Am I reading something wrong? I googled the FET on the schematic for the Tx and Rx LEDs, and it seems to be a p-channel FET: NTR1P02T1G. It looks, on the schematic, like a place you'd use an n-channel (low side switching).

This design may use a 485 transceiver and serve for some use (?), but it is NOT an RS-485 at all. The part should be connected to drive transmit data differentially both ways, 1 and 0.

I have often used this configuration. What really happens is that the device is only capable of transmitting zeros, because when you transmit ones, you're actually disabling the output driver so it stays in tri-state over the duration high-level bits. This can only be possible considering the idle status of the bus is at a high level and some other device on the bus is responsible for maintaining that state, otherwise it is necessary to ensure the high state adding biasing resistors at the end of bus. In fact, pin 4 on MAX481 could be grounded with no effects on data communication (obviously disconnecting it from TXD).

The MAX481 datasheet says maximum data rate is 2.5MBPS not 10MBPS. Both Donn and Alberto are correct. I cannot see how you can control the Driver enable and receiver enable using the TXD signal. When a byte is transmitted some bits will be zero and the Driver enable will be off and the driver output will be in tristate.

To get 10MBPS over 4000feet using RS485 is fanciful. There are no termination resistors to handle ringing and reflections. I have experienced situations in industry where I needed a RS482 repeater to transfer data over 1Km at 9600BPS.

Sorry to be pedantic, but RS485 is NOT a protocol, it is an electrical spec for a multidrop capable differential communication interface, which the MAX481 implements. Any number of protocols can and are run over RS485 - master/slave, TDMA, CSMACD, ... LinkSprite may have a protocol they like to run over this, but I haven't looked. Achieving those performance numbers requires great care w/ termination and cabling - reflections are not your friend. Thanks.

I'm trying to understand how it can work.

TXD toggle both enables (~RE and DE) and same time it used as TXD!. You can't use TXD as enable because DE (transmitter enable) must be tied low in order to receive. If you enable your own transmitter you force A/B lines to whatever TXD put on the transmitter buffer (and you are enabling DE with TXD eventually on a frame output, but just when TXD its low -DE high, ~RE high-)

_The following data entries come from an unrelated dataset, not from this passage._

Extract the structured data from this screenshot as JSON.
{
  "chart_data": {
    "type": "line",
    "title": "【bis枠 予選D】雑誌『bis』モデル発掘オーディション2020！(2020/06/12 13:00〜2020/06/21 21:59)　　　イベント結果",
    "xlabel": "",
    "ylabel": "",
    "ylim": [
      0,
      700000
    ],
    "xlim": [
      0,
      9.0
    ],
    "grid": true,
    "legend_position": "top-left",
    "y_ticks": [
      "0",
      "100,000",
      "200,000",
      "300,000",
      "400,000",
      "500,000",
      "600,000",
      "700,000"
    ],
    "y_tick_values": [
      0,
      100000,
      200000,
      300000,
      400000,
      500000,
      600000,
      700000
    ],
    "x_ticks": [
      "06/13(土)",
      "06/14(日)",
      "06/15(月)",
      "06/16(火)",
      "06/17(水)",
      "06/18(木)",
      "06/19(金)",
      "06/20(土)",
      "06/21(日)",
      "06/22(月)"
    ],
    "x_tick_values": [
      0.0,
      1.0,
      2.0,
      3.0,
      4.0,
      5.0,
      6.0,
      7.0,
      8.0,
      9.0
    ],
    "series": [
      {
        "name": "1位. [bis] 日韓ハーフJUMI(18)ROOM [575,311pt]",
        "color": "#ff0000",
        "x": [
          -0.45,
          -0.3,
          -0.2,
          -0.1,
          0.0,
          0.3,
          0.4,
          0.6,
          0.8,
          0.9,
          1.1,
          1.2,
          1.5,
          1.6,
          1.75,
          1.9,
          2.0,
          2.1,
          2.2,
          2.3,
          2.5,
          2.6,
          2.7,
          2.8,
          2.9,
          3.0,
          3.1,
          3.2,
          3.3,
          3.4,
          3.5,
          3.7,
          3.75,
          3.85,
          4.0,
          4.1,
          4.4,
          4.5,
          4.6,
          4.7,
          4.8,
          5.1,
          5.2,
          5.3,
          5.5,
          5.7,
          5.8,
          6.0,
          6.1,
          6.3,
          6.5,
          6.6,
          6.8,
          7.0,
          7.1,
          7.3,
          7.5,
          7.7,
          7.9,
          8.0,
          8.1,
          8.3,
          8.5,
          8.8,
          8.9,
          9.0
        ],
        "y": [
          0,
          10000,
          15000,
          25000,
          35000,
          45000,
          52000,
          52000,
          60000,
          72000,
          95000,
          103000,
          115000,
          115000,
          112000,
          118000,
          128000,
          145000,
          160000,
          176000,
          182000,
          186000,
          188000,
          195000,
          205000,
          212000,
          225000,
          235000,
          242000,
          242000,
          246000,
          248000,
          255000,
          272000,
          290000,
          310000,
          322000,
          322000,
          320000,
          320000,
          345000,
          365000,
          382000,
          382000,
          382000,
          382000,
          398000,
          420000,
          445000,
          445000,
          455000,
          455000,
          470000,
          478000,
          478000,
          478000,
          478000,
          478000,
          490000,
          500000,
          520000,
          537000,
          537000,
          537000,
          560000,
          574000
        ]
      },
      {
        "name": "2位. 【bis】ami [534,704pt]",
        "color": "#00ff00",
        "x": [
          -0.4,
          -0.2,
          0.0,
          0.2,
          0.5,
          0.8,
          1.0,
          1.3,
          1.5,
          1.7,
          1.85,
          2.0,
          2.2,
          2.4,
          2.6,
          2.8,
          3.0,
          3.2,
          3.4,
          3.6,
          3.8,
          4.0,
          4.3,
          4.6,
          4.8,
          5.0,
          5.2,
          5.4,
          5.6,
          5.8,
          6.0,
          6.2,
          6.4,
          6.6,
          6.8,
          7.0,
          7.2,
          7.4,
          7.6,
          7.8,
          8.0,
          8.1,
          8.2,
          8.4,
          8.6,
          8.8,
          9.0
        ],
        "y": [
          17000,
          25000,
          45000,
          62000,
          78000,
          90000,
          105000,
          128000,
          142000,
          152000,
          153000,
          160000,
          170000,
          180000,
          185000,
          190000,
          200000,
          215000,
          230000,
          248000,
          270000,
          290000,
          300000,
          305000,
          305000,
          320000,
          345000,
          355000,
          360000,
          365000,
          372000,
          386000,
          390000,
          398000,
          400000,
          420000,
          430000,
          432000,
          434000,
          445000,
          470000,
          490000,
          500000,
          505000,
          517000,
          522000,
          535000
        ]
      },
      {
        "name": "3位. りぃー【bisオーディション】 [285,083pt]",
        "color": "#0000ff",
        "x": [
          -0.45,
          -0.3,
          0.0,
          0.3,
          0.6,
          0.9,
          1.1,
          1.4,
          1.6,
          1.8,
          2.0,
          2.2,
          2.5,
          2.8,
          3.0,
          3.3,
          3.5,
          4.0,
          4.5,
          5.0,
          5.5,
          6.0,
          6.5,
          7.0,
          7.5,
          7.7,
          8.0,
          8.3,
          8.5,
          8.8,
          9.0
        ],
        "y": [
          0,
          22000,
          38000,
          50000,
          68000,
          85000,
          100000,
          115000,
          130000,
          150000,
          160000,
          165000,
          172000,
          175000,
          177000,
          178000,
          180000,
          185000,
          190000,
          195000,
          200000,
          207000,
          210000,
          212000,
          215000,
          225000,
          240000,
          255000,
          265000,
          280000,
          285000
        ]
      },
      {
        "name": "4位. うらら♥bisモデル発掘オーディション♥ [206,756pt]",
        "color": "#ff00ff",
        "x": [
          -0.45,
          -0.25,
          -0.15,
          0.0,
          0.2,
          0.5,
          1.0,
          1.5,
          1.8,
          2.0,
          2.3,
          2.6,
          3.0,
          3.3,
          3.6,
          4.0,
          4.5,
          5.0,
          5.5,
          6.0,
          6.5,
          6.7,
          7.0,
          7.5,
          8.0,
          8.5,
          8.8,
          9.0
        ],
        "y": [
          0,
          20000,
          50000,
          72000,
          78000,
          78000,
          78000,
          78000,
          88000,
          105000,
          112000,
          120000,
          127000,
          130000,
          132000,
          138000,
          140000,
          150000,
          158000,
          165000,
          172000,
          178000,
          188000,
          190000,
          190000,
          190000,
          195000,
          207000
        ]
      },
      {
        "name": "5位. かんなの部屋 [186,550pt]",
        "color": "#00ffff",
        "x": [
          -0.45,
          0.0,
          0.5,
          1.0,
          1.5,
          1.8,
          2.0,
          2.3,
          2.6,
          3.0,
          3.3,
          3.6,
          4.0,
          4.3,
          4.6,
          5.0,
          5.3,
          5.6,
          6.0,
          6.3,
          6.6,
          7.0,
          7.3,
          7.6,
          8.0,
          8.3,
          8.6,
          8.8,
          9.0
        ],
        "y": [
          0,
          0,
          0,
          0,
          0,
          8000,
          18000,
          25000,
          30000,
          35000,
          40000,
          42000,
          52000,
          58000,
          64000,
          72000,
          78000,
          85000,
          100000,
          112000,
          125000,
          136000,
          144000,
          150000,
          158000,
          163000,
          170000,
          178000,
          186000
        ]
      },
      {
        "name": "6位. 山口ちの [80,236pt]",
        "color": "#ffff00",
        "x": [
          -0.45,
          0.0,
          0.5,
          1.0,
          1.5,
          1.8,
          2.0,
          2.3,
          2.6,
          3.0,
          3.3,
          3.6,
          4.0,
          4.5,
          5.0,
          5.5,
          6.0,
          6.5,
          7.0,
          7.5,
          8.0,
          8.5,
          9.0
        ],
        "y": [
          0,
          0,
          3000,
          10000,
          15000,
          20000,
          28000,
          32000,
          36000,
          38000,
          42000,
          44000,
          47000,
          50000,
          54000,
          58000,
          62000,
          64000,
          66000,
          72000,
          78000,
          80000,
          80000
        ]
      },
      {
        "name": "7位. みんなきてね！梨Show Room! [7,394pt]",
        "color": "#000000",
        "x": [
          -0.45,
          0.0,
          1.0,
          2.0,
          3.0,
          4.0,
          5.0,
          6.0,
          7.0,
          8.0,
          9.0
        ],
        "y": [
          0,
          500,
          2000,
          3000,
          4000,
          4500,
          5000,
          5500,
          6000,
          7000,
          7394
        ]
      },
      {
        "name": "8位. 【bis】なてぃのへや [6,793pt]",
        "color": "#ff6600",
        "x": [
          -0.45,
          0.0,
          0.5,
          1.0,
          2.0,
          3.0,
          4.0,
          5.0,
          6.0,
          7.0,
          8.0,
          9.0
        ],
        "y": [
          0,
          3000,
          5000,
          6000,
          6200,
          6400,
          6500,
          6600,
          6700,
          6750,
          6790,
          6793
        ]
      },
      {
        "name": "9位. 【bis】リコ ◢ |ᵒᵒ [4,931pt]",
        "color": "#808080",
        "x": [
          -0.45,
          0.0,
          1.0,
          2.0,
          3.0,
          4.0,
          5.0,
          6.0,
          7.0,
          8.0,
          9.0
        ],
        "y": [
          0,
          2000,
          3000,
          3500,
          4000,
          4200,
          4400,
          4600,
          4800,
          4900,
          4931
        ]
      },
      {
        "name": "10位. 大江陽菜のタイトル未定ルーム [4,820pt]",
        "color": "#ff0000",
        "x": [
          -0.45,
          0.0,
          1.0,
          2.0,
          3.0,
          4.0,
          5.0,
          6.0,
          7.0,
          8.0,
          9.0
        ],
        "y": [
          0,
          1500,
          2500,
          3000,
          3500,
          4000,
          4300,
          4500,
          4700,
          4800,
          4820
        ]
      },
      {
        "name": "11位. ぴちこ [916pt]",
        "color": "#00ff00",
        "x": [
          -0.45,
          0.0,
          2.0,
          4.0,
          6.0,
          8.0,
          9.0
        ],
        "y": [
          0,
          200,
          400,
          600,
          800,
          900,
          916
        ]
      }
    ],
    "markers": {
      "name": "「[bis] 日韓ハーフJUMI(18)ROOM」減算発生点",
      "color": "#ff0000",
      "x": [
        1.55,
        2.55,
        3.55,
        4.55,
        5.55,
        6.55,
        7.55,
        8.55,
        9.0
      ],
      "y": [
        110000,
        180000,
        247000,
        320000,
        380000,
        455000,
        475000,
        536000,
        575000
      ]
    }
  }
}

I think this uses the driver delays in order to work -best guess-, with TXD high -DE low, ~RE low- A/B outputs are H-Z. TXD low -DE high, ~RE high- A/B outputs are tied to TXD state (DI = 0) with A=1/B=0. If you put TXD high again, there is a delay from the enable that allow you to put A=0/B=1 until the internal parts put both on H-Z but this is bad idea, you're cutting the output level to whatever enable time is -mostly random and varies from part to part for sure-.

And, by the way (this can be solved with software but this is an bad idea), you need the RXD (and ~RE) enabled along the TXD frame or plain-text: you need to see your echo. This is because the low level -maybe high, sorry the dyslexia- is dominant this is how you control the collisions on the bus. If you put a high level and you are seeing a low level there is something messing with your bus and you need to stop and listen. Toggle the enables with TXD, and you dont know what are you doing, you transmitt blindy and happy but other devices on the bus will be very angry.

So, what am I missing ?

why does linksprite insist on using half duplex? all of their shields are half duplex...